What do you remember learning in school about the place you grew up?
Christopher Westergard: I grew up in Arizona, and for some bizarre reason, I loved my Arizona history class and now know lots of useless facts about my home state. Did you know that the bolo tie is the official state neckware, and turquoise is the official gemstone? This is literally all I remember from my Mesa public-school education.
Paula Saltas: That it’s a magical land of rainbows, unicorns and Karl Rove, at Olympus High School.
Jackie Briggs: I learned that the poppy is California’s state flower in fourth grade, when they taught us state history. My sister told me that if I was caught picking them, I’d get arrested. One time when I was super pissed at her, I picked a bunch on my walk home, hid them in my backpack and then tried to frame her by putting them in a cup with water and placing them in her room.
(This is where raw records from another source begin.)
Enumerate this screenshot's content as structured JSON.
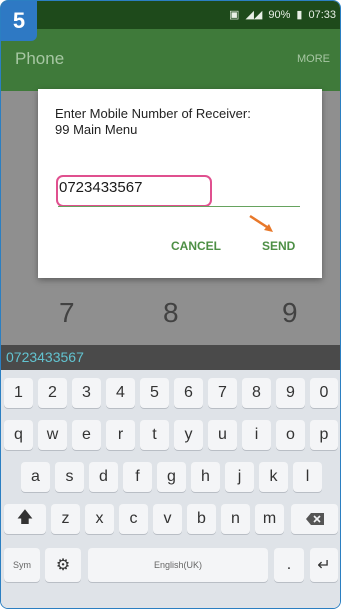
{
  "step_badge": "5",
  "status": {
    "battery_percent": "90%",
    "time": "07:33"
  },
  "app_bar": {
    "title": "Phone",
    "more": "MORE"
  },
  "dialpad_visible": [
    "7",
    "8",
    "9"
  ],
  "dialog": {
    "message_line1": "Enter Mobile Number of Receiver:",
    "message_line2": "99 Main Menu",
    "input_value": "0723433567",
    "cancel_label": "CANCEL",
    "send_label": "SEND"
  },
  "dial_display": "0723433567",
  "keyboard": {
    "row1": [
      "1",
      "2",
      "3",
      "4",
      "5",
      "6",
      "7",
      "8",
      "9",
      "0"
    ],
    "row2": [
      "q",
      "w",
      "e",
      "r",
      "t",
      "y",
      "u",
      "i",
      "o",
      "p"
    ],
    "row3": [
      "a",
      "s",
      "d",
      "f",
      "g",
      "h",
      "j",
      "k",
      "l"
    ],
    "row4": [
      "z",
      "x",
      "c",
      "v",
      "b",
      "n",
      "m"
    ],
    "sym_label": "Sym",
    "space_label": "English(UK)",
    "period_label": "."
  },
  "colors": {
    "accent_green": "#4d8f45",
    "highlight_pink": "#e0508f",
    "arrow_orange": "#e8782a",
    "badge_blue": "#2e79c4"
  }
}
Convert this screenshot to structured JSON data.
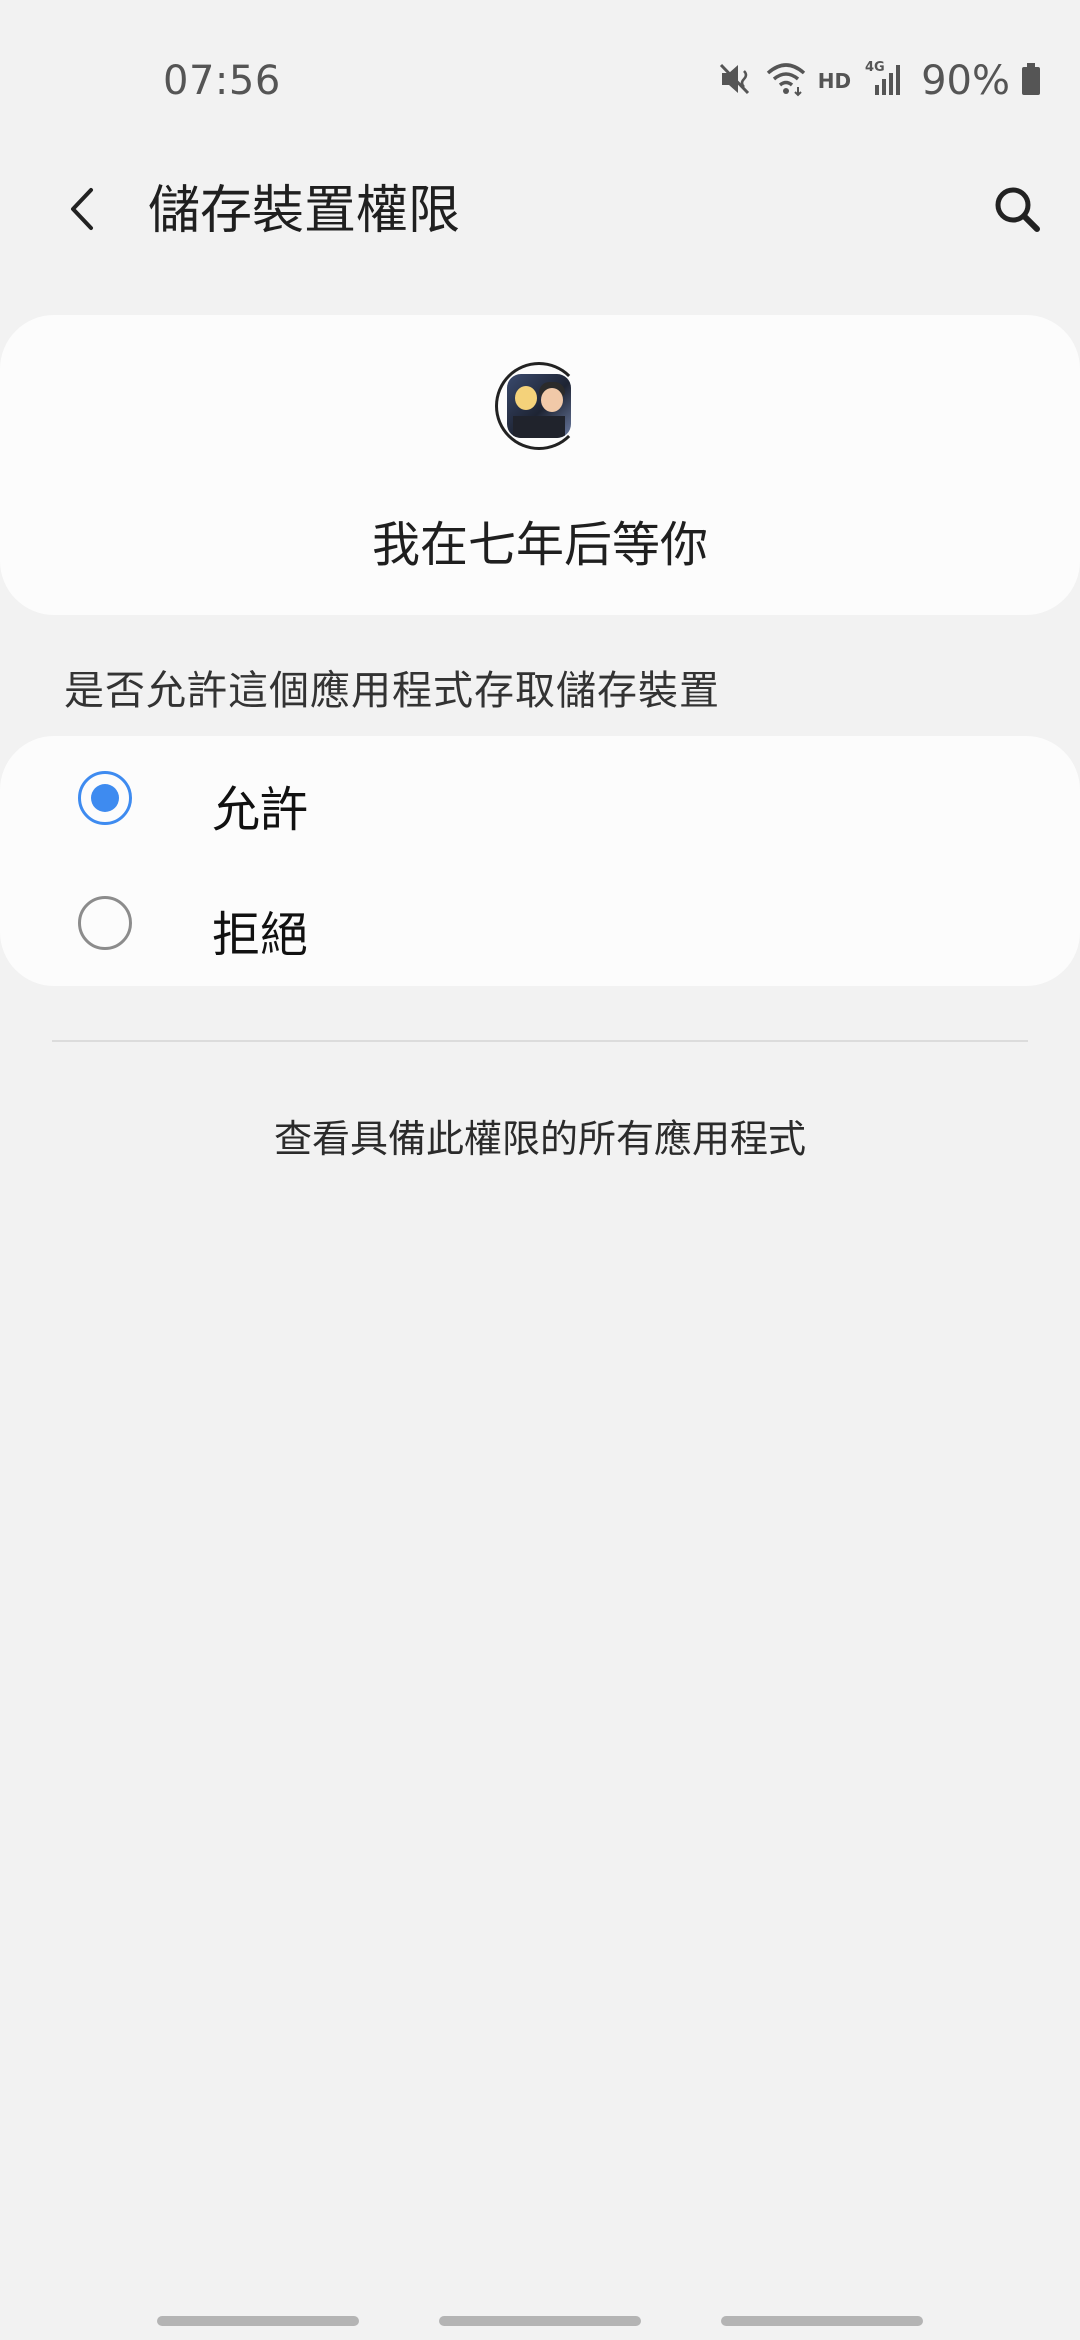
{
  "status_bar": {
    "time": "07:56",
    "hd_label": "HD",
    "network_label": "4G",
    "battery_percent": "90%",
    "icons": [
      "mute-icon",
      "wifi-icon",
      "signal-icon",
      "battery-icon"
    ]
  },
  "app_bar": {
    "title": "儲存裝置權限",
    "back_icon": "chevron-left-icon",
    "search_icon": "search-icon"
  },
  "app_card": {
    "app_name": "我在七年后等你"
  },
  "permission": {
    "question": "是否允許這個應用程式存取儲存裝置",
    "options": [
      {
        "label": "允許",
        "selected": true
      },
      {
        "label": "拒絕",
        "selected": false
      }
    ],
    "accent_color": "#3e8bf0"
  },
  "see_all_link": "查看具備此權限的所有應用程式"
}
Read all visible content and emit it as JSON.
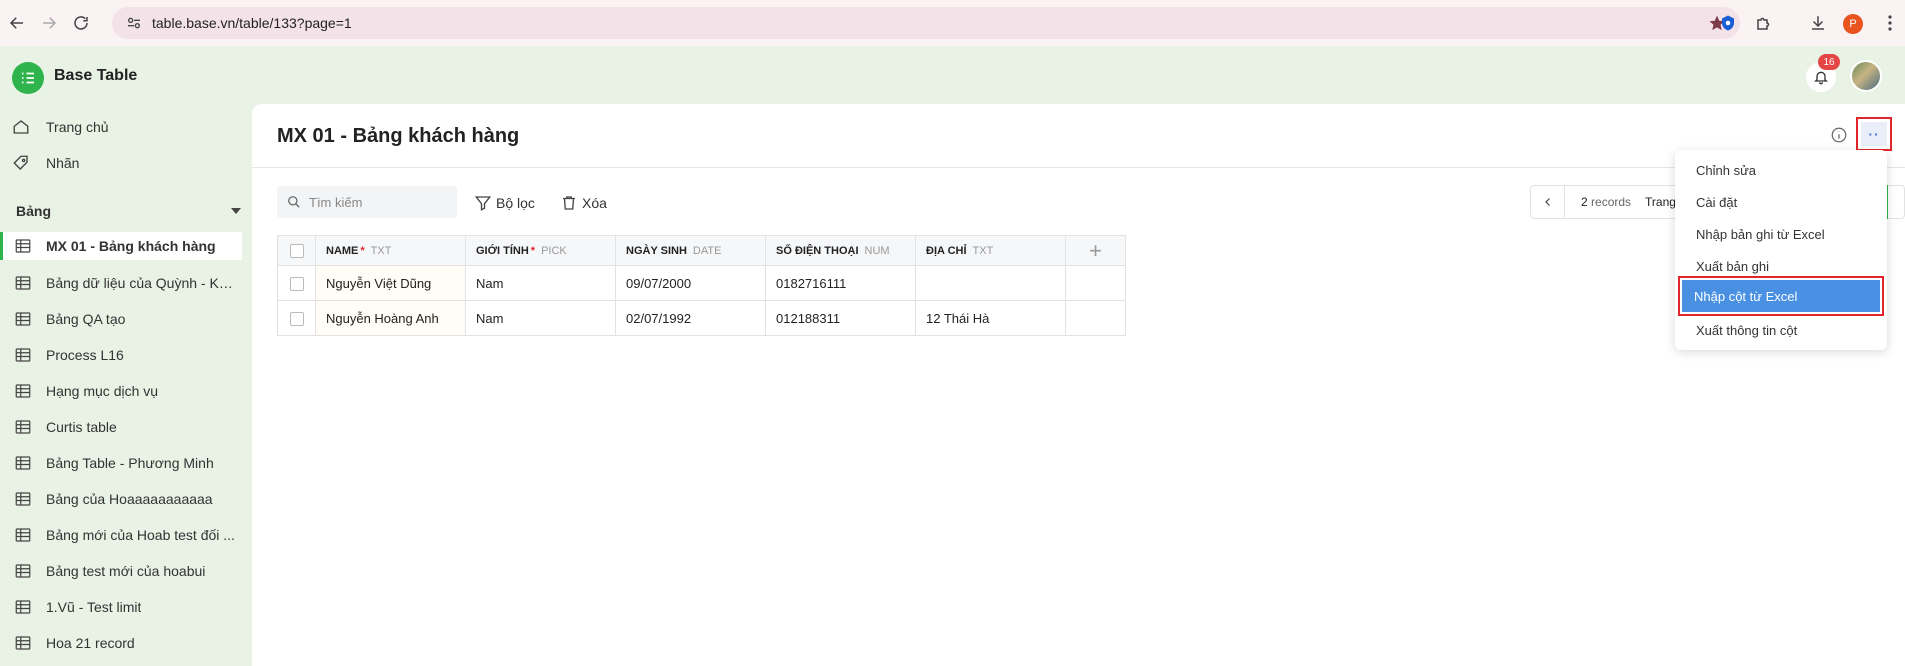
{
  "browser": {
    "url": "table.base.vn/table/133?page=1",
    "profile_initial": "P"
  },
  "app": {
    "title": "Base Table",
    "notification_count": "16"
  },
  "sidebar": {
    "links": [
      {
        "label": "Trang chủ",
        "icon": "home-icon"
      },
      {
        "label": "Nhãn",
        "icon": "tag-icon"
      }
    ],
    "section_title": "Bảng",
    "tables": [
      {
        "label": "MX 01 - Bảng khách hàng",
        "active": true
      },
      {
        "label": "Bảng dữ liệu của Quỳnh - KH..."
      },
      {
        "label": "Bảng QA tạo"
      },
      {
        "label": "Process L16"
      },
      {
        "label": "Hạng mục dịch vụ"
      },
      {
        "label": "Curtis table"
      },
      {
        "label": "Bảng Table - Phương Minh"
      },
      {
        "label": "Bảng của Hoaaaaaaaaaaa"
      },
      {
        "label": "Bảng mới của Hoab test đối ..."
      },
      {
        "label": "Bảng test mới của hoabui"
      },
      {
        "label": "1.Vũ - Test limit"
      },
      {
        "label": "Hoa 21 record"
      }
    ]
  },
  "page": {
    "title": "MX 01 - Bảng khách hàng",
    "more_label": "··"
  },
  "toolbar": {
    "search_placeholder": "Tìm kiếm",
    "filter_label": "Bộ lọc",
    "delete_label": "Xóa"
  },
  "pager": {
    "count_num": "2",
    "count_label": "records",
    "page_label": "Trang"
  },
  "table": {
    "columns": [
      {
        "name": "NAME",
        "required": "*",
        "type": "TXT"
      },
      {
        "name": "GIỚI TÍNH",
        "required": "*",
        "type": "PICK"
      },
      {
        "name": "NGÀY SINH",
        "required": "",
        "type": "DATE"
      },
      {
        "name": "SỐ ĐIỆN THOẠI",
        "required": "",
        "type": "NUM"
      },
      {
        "name": "ĐỊA CHỈ",
        "required": "",
        "type": "TXT"
      }
    ],
    "add_column": "+",
    "rows": [
      [
        "Nguyễn Việt Dũng",
        "Nam",
        "09/07/2000",
        "0182716111",
        ""
      ],
      [
        "Nguyễn Hoàng Anh",
        "Nam",
        "02/07/1992",
        "012188311",
        "12 Thái Hà"
      ]
    ]
  },
  "menu": {
    "items": [
      {
        "label": "Chỉnh sửa"
      },
      {
        "label": "Cài đặt"
      },
      {
        "label": "Nhập bản ghi từ Excel"
      },
      {
        "label": "Xuất bản ghi"
      },
      {
        "label": "Nhập cột từ Excel",
        "highlighted": true
      },
      {
        "label": "Xuất thông tin cột"
      }
    ]
  },
  "colors": {
    "brand_green": "#2fb34c",
    "sidebar_bg": "#e8f2e5",
    "highlight_blue": "#4a90e2",
    "annotation_red": "#e0252b"
  }
}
I remember hiding like a psycho and thinking that the cops would be coming for her at any moment, but instead I just got in trouble for being in her room without permission.
Derek Carlisle: That I was American by birth but a Southerner by the grace of God.
Stephen Dark: Skinners Grammar School in Royal Tunbridge Wells, U.K., provided me with an education built around whether or not you passed Latin. Pass and you were a candidate to go to Oxford; fail and you were sent to the bottom two classes, where the skinheads, punks and those viewed as jail fodder were dispatched. I failed Latin and so lingered there for two years, learning that, in England, the class one came from—and the connections that class offered—were indeed more important than a desire to learn.